Natürlich war die Tür gegenüber dem Cafe verschlossen. So beschloß ich, es am Haupteingang zu versuchen. Der Gang schien kein Ende zu nehmen. Immer weiter lief ich auf das wabbernde Grün vor mir zu, bis sich plötzlich eine Gestalt daraus löste. Zuerst erkannte ich sie gar nicht genau, doch beim näherkommen stellte sich heraus, daß es ein kleines Mädchen war, das da geduckt auf dem Boden saß und in ein Schulheft schrieb.
Verdutzt blieb ich stehen. Ich wußte nicht genau, wie ich reagieren sollte.
"Was machst du hier? Hast du um diese Uhrzeit nichts besseres zu tun?", versuchte ich, alle Umstände ignorierend, eine Kommunikation zu beginnen. Irgendwie war ich froh ein weiteres menschliches Wesen gefunden zu haben.
Langsam hob das Mädchen seinen Kopf, es konnte nicht viel älter sein als vierzehn, und sah mich aus großen, glasigen Augen, aus denen alle kindliche Freude und Lebenslust geschwunden waren, an. "Ich muß lernen." Die Stimme klang monoton, ausdruckslos.
Überrascht kniete ich mich neben sie. Das Mädchen hatte sich schon wieder auf sein Heft konzentriert. "Lernen? Hier? Was sagen denn deine Eltern dazu?"
"Meine Eltern haben mich hergeschickt. Ich soll noch lernen." Dabei blickte sie nicht einmal auf. "Aber was sagst du dazu? Möchtest du nichts anderes tun?" "Nein, das was meine Eltern wollen, ist das Beste für mich. Ich möchte jetzt lernen."
Damit machte sie mir klar, daß ich jetzt gehen sollte. Ratlos stand ich auf und entfernte mich von ihr. Schnell war sie hinter einer wabbernden, grünen Wand verschwunden. Ich hatte Mitleid mit ihr, denn ich konnte mir ganz genau vorstellen, wie ihr Leben so war und ich wollte um keinen Preis der Welt mit ihr tauschen. Wer war hier eigentlich verrückt: Ich oder die Gesellschaft?
Ich erreichte endlich das Ende des Ganges. Rechts ging es zur Sporthalle und links würde ich zum Haupteingang gelangen. Doch bevor ich links einbiegen konnte, fiel mir die Tür auf. Sicher, sie war schon immer dagewesen und meines Wissens nach führte sie in den hinteren Teil der Bücherei. Zumindest gab dies architektonisch einen Sinn. Die Tür war immer verschlossen. Aber jetzt, jetzt stand sie offen und dahinter konnte ich den Absatz einer stählernen Wendeltreppe erkennen, die sich steil in die Tiefe bohrte und das war völlig absurd. Ich bekam eine Gänsehaut. Einer inneren Stimme zum Trotz, die in mir schrie ich sollte so schnell rennen, wie ich könnte, näherte ich mich der Tür und versuchte, etwas in der Tiefe zu erkennen. Aber wo im Gang hinter mir wenigstens noch grünes Licht war, war hier nur Finsternis. Mein Herz begann zu rasen. Gerade wollte ich mich umdrehen und die Treppe so schnell wie möglich hinter mir lassen, als ein gequälter Schrei aus der Tiefe zu mir emporstieg. Für einen Augenblick blieb ich wie angewurzelt stehen. Dann schüttelte ich die Angst, die mir wie eine eisige Klaue den Rücken emporstieg, hastig ab und stieg vorsichtig die Treppe nach unten.

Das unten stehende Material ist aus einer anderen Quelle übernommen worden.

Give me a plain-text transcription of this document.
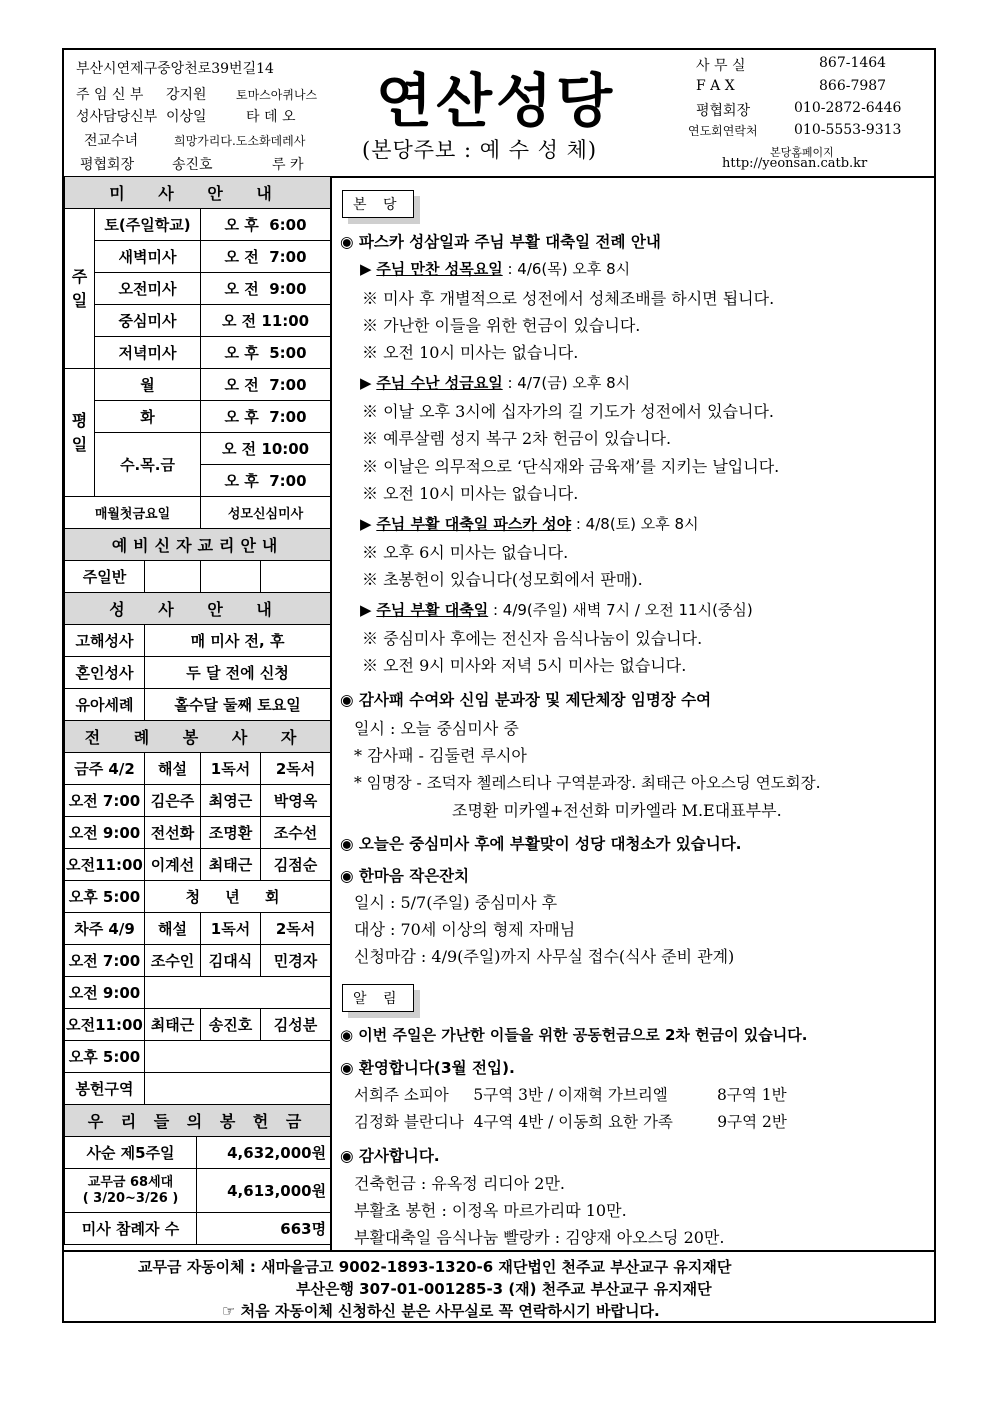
부산시연제구중앙천로39번길14
주 임 신 부 강지원 토마스아퀴나스
성사담당신부 이상일	타 데 오
전교수녀	희망가리다.도소화데레사
평협회장	송진호	루 카
연산성당
(본당주보 : 예 수 성 체)
사 무 실	867-1464
F A X	866-7987
평협회장	010-2872-6446
연도회연락처	010-5553-9313
본당홈페이지
http://yeonsan.catb.kr
미 사 안 내					
주일	토(주일학교)			오 후  6:00	
	새벽미사			오 전  7:00	
	오전미사			오 전  9:00	
	중심미사			오 전 11:00	
	저녁미사			오 후  5:00	
평일	월			오 전  7:00	
	화			오 후  7:00	
	수.목.금			오 전 10:00	
				오 후  7:00	
매월첫금요일				성모신심미사	
예비신자교리안내					
주일반					
성 사 안 내					
고해성사		매 미사 전, 후			
혼인성사		두 달 전에 신청			
유아세례		홀수달 둘째 토요일			
전 례 봉 사 자					
금주 4/2		해설		1독서	2독서
오전 7:00		김은주		최영근	박영옥
오전 9:00		전선화		조명환	조수선
오전11:00		이계선		최태근	김점순
오후 5:00		청 년 회			
차주 4/9		해설		1독서	2독서
오전 7:00		조수인		김대식	민경자
오전 9:00					
오전11:00		최태근		송진호	김성분
오후 5:00					
봉헌구역					
우 리 들 의 봉 헌 금					
사순 제5주일			4,632,000원		

교무금 68세대
( 3/20~3/26 )			4,613,000원		
미사 참례자 수			663명		
본 당
◉ 파스카 성삼일과 주님 부활 대축일 전례 안내
▶ 주님 만찬 성목요일 : 4/6(목) 오후 8시
※ 미사 후 개별적으로 성전에서 성체조배를 하시면 됩니다.
※ 가난한 이들을 위한 헌금이 있습니다.
※ 오전 10시 미사는 없습니다.
▶ 주님 수난 성금요일 : 4/7(금) 오후 8시
※ 이날 오후 3시에 십자가의 길 기도가 성전에서 있습니다.
※ 예루살렘 성지 복구 2차 헌금이 있습니다.
※ 이날은 의무적으로 ‘단식재와 금육재’를 지키는 날입니다.
※ 오전 10시 미사는 없습니다.
▶ 주님 부활 대축일 파스카 성야 : 4/8(토) 오후 8시
※ 오후 6시 미사는 없습니다.
※ 초봉헌이 있습니다(성모회에서 판매).
▶ 주님 부활 대축일 : 4/9(주일) 새벽 7시 / 오전 11시(중심)
※ 중심미사 후에는 전신자 음식나눔이 있습니다.
※ 오전 9시 미사와 저녁 5시 미사는 없습니다.
◉ 감사패 수여와 신임 분과장 및 제단체장 임명장 수여
일시 : 오늘 중심미사 중
* 감사패 - 김둘련 루시아
* 임명장 - 조덕자 첼레스티나 구역분과장. 최태근 아오스딩 연도회장.
조명환 미카엘+전선화 미카엘라 M.E대표부부.
◉ 오늘은 중심미사 후에 부활맞이 성당 대청소가 있습니다.
◉ 한마음 작은잔치
일시 : 5/7(주일) 중심미사 후
대상 : 70세 이상의 형제 자매님
신청마감 : 4/9(주일)까지 사무실 접수(식사 준비 관계)
알 림
◉ 이번 주일은 가난한 이들을 위한 공동헌금으로 2차 헌금이 있습니다.
◉ 환영합니다(3월 전입).
서희주 소피아     5구역 3반 / 이재혁 가브리엘          8구역 1반
김정화 블란디나  4구역 4반 / 이동희 요한 가족         9구역 2반
◉ 감사합니다.
건축헌금 : 유옥정 리디아 2만.
부활초 봉헌 : 이정옥 마르가리따 10만.
부활대축일 음식나눔 빨랑카 : 김양재 아오스딩 20만.
교무금 자동이체 : 새마을금고 9002-1893-1320-6 재단법인 천주교 부산교구 유지재단
부산은행 307-01-001285-3 (재) 천주교 부산교구 유지재단
☞ 처음 자동이체 신청하신 분은 사무실로 꼭 연락하시기 바랍니다.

Schier endlos schien sich die Treppe nach unten immer weiter in die Tiefe zu bohren. Bei jedem Schritt, den ich machte, begann das ganze Gestell zu vibrieren. Wer oder was immer dort unten war, würde wissen, daß ich komme.
Nach einer Ewigkeit ertastete ich eine stählerne Tür in der Wand. Die Treppe wand sich noch immer weiter nach unten. Trotzdem beschloß ich erst einmal zu sehen, was hinter dieser Tür hier lag. Ich hatte keinen Schrei mehr gehört, seitdem ich auf der Treppe war, doch war mir so, als flüsterte etwas aus der Tiefe und ich wurde das ungute Gefühl nicht los, daß etwas jeden meiner Schritte und jede Geste beobachtete.
Hinter der Tür lag ein weiterer Gang. Doch abgesehen von den Metallrohren und den Kabeln, die an der Decke entlangliefen, fühlte ich mich um ein paar Jahrhunderte in der Zeit zurückversetzt. Die Wände waren aus grob behauenen Steinen und erhellt wurde der Gang durch in unregelmäßigen Abständen angebrachte Fackeln. Das Gefühl, beobachtet zu werden, verstärkte sich hier nur noch mehr.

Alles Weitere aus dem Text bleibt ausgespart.